I've beta tested plenty of games over the last ten years, but I didn't realize it until after I paid for them
I beta tested Anarchy Online, it was a fairly shitty experience over all. Lot's of bug reports filed. I figured I would give the GA a try... I honestly do not think that they changed anything from the 'Beta' version. To this day I have not bought another Funcom game.
EA Sports Madden franchise seems to be in beta for another 4 months after GA as well.
Just shows how clueless the developers are. They've forgotten that the purpose of Beta is to ferret out unforseen usability issues.
Known issues should not be released to the user base.

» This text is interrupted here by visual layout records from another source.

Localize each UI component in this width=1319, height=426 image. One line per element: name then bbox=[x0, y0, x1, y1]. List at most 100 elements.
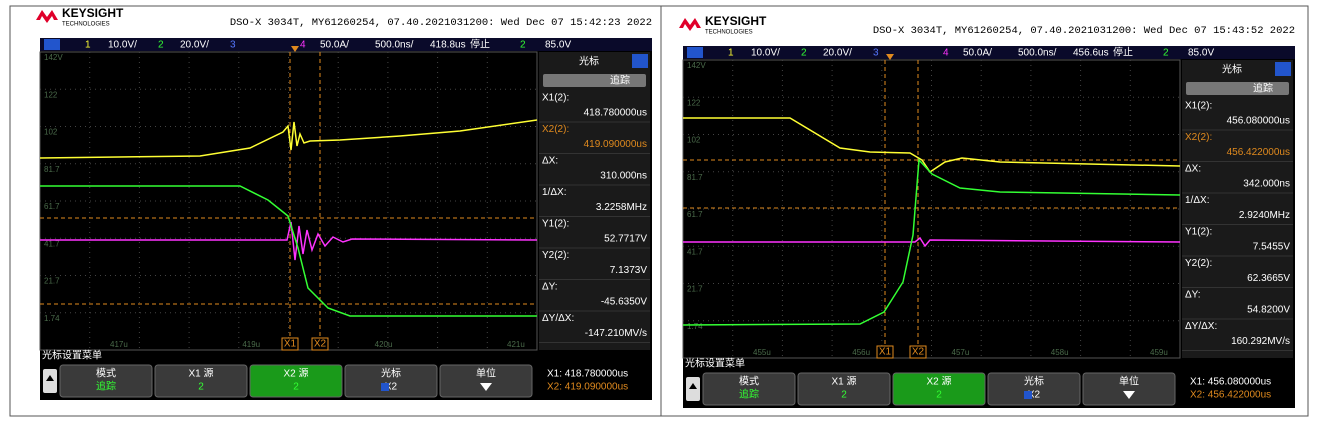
channel-bar-item: 1 bbox=[85, 40, 91, 51]
softkey[interactable] bbox=[702, 372, 796, 406]
header: DSO-X 3034T, MY61260254, 07.40.202103120… bbox=[230, 17, 652, 29]
menu-icon bbox=[687, 47, 703, 58]
channel-bar-item: 10.0V/ bbox=[108, 40, 137, 51]
softkey-label: X2 源 bbox=[283, 367, 308, 380]
readout-label: ΔX: bbox=[1185, 164, 1201, 175]
menu-icon bbox=[44, 39, 60, 50]
softkey[interactable] bbox=[892, 372, 986, 406]
softkey-sub: 2 bbox=[293, 382, 299, 393]
channel-bar-item: 500.0ns/ bbox=[1018, 48, 1057, 59]
channel-bar-item: 停止 bbox=[470, 38, 490, 51]
softkey-label: 单位 bbox=[476, 367, 496, 380]
softkey[interactable] bbox=[797, 372, 891, 406]
readout-value: 310.000ns bbox=[600, 171, 647, 182]
cursor-tag bbox=[281, 337, 299, 351]
x-label: 457u bbox=[952, 348, 970, 357]
channel-bar-item: 1 bbox=[728, 48, 734, 59]
logo-icon bbox=[679, 18, 701, 31]
softkey[interactable] bbox=[154, 364, 248, 398]
channel-bar-item: 50.0A/ bbox=[320, 40, 349, 51]
softkey[interactable] bbox=[987, 372, 1081, 406]
y-label: 21.7 bbox=[44, 277, 60, 286]
channel-bar-item: 2 bbox=[801, 48, 807, 59]
x-label: 458u bbox=[1051, 348, 1069, 357]
softkey[interactable] bbox=[344, 364, 438, 398]
readout-label: X1(2): bbox=[1185, 101, 1212, 112]
status-line: X2: 419.090000us bbox=[547, 382, 628, 393]
plot-area bbox=[682, 59, 1181, 359]
menu-title: 光标设置菜单 bbox=[42, 349, 102, 362]
cursor-label: X1 bbox=[879, 347, 892, 358]
readout-label: ΔY/ΔX: bbox=[542, 313, 574, 324]
cursor-tag bbox=[311, 337, 329, 351]
y-label: 61.7 bbox=[44, 202, 60, 211]
channel-bar-item: 停止 bbox=[1113, 46, 1133, 59]
channel-bar-item: 456.6us bbox=[1073, 48, 1109, 59]
softkey-label: X1 源 bbox=[831, 375, 856, 388]
x-label: 417u bbox=[110, 340, 128, 349]
readout-label: 1/ΔX: bbox=[542, 187, 566, 198]
channel-bar-item: 418.8us bbox=[430, 40, 466, 51]
y-label: 81.7 bbox=[687, 173, 703, 182]
logo: KEYSIGHT bbox=[62, 6, 124, 20]
trigger-marker bbox=[886, 54, 894, 60]
readout-label: ΔY: bbox=[1185, 290, 1201, 301]
readout-label: ΔY: bbox=[542, 282, 558, 293]
readout-label: X2(2): bbox=[1185, 132, 1212, 143]
y-label: 122 bbox=[687, 98, 701, 107]
readout-value: 7.1373V bbox=[610, 265, 648, 276]
waveform-ch1 bbox=[39, 119, 538, 159]
softkey-label: 光标 bbox=[1024, 375, 1044, 388]
softkey-label: 光标 bbox=[381, 367, 401, 380]
channel-bar-item: 2 bbox=[158, 40, 164, 51]
channel-bar-item: 85.0V bbox=[1188, 48, 1214, 59]
y-label: 41.7 bbox=[687, 247, 703, 256]
readout-value: 418.780000us bbox=[584, 108, 647, 119]
waveform-ch4 bbox=[683, 236, 1181, 248]
channel-bar-item: 20.0V/ bbox=[823, 48, 852, 59]
softkey-sub: X2 bbox=[1028, 390, 1041, 401]
mode-label: 追踪 bbox=[610, 74, 630, 87]
status-line: X2: 456.422000us bbox=[1190, 390, 1271, 401]
softkey-sub: 2 bbox=[936, 390, 942, 401]
channel-bar-item: 85.0V bbox=[545, 40, 571, 51]
softkey[interactable] bbox=[439, 364, 533, 398]
y-label: 122 bbox=[44, 90, 58, 99]
channel-bar-item: 3 bbox=[873, 48, 879, 59]
readout-value: 342.000ns bbox=[1243, 179, 1290, 190]
channel-bar-item: 2 bbox=[520, 40, 526, 51]
waveform-ch2 bbox=[40, 185, 537, 317]
softkey-sub: 追踪 bbox=[96, 380, 116, 393]
y-label: 41.7 bbox=[44, 239, 60, 248]
softkey-sub: 2 bbox=[841, 390, 847, 401]
softkey[interactable] bbox=[1082, 372, 1176, 406]
readout-value: 456.422000us bbox=[1227, 147, 1290, 158]
readout-label: ΔX: bbox=[542, 156, 558, 167]
y-label: 61.7 bbox=[687, 210, 703, 219]
softkey[interactable] bbox=[249, 364, 343, 398]
mode-button bbox=[1186, 82, 1289, 95]
status-line: X1: 418.780000us bbox=[547, 369, 628, 380]
readout-value: -147.210MV/s bbox=[585, 328, 647, 339]
readout-value: 54.8200V bbox=[1247, 305, 1290, 316]
y-label: 142V bbox=[687, 61, 706, 70]
softkey-box bbox=[1024, 391, 1032, 399]
panel-icon bbox=[1275, 62, 1291, 76]
channel-bar-item: 500.0ns/ bbox=[375, 40, 414, 51]
softkey-label: 模式 bbox=[96, 367, 116, 380]
cursor-label: X2 bbox=[314, 339, 327, 350]
logo-sub: TECHNOLOGIES bbox=[62, 22, 110, 28]
menu-title: 光标设置菜单 bbox=[685, 357, 745, 370]
channel-bar-item: 20.0V/ bbox=[180, 40, 209, 51]
channel-bar-item: 10.0V/ bbox=[751, 48, 780, 59]
channel-bar bbox=[683, 46, 1295, 59]
y-label: 102 bbox=[44, 128, 58, 137]
cursor-label: X2 bbox=[912, 347, 925, 358]
softkey-down-icon bbox=[1123, 391, 1135, 399]
readout-value: -45.6350V bbox=[601, 297, 647, 308]
plot-area bbox=[39, 51, 538, 351]
softkey-label: 单位 bbox=[1119, 375, 1139, 388]
softkey[interactable] bbox=[59, 364, 153, 398]
channel-bar bbox=[40, 38, 652, 51]
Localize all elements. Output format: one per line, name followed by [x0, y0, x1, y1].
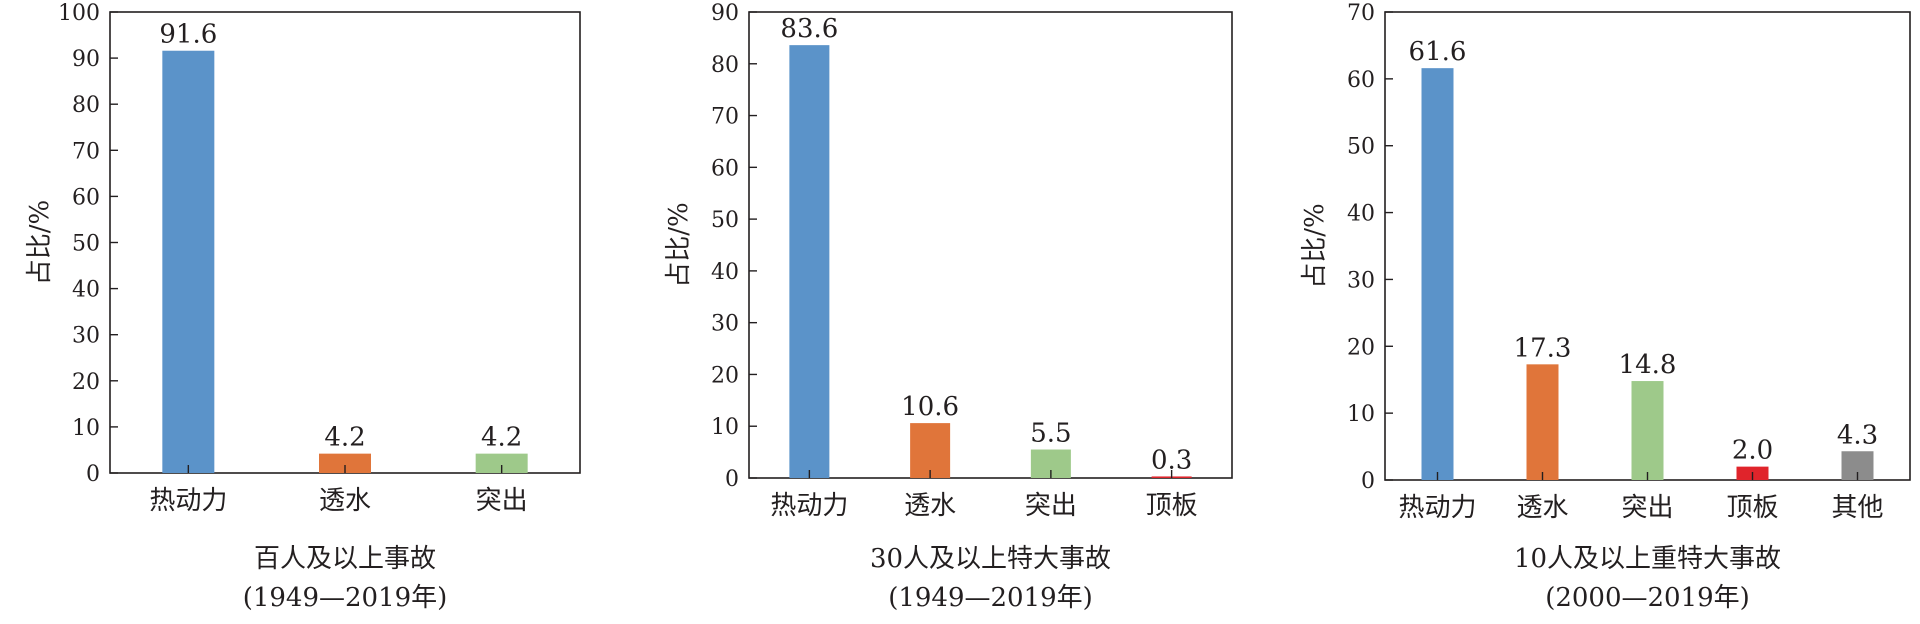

You've got no business putting a product into Beta unless you would be willing to ship it as-is if you received no bug reports.
Up to that point, all testing should be performed by paid testers under NDA.
Just thinking to the future; when we get games with direct neural interfaces or even decent force feedback systems who will want to the beta tester then?
One wrong function call and the word 'headache' could gain a whole new meaning...
--- Users are like bacteria -> Each one causing a thousand tiny crises until the host finally gives up and dies.
At least that is what I have learned from the way code has been rolled out untested around here. Besides who needs beta testing when you already have a large base of readers who will put up with shitty code as long as the information they seek is out there somewhere?
Damn_registrars has no butt-hole. Damn_registrars has no use for a butt-hole.
i've only beta tested one game so far, AdventureQuest Worlds; probably the only MMO (of any kind) made completly in Adobe Flash. its fun. and funny. but you could be in the (now long over) Alpha too! both are over, though.
http://aq.com/
I reserve the right to have a physical object so I can sell it later, and recover my money.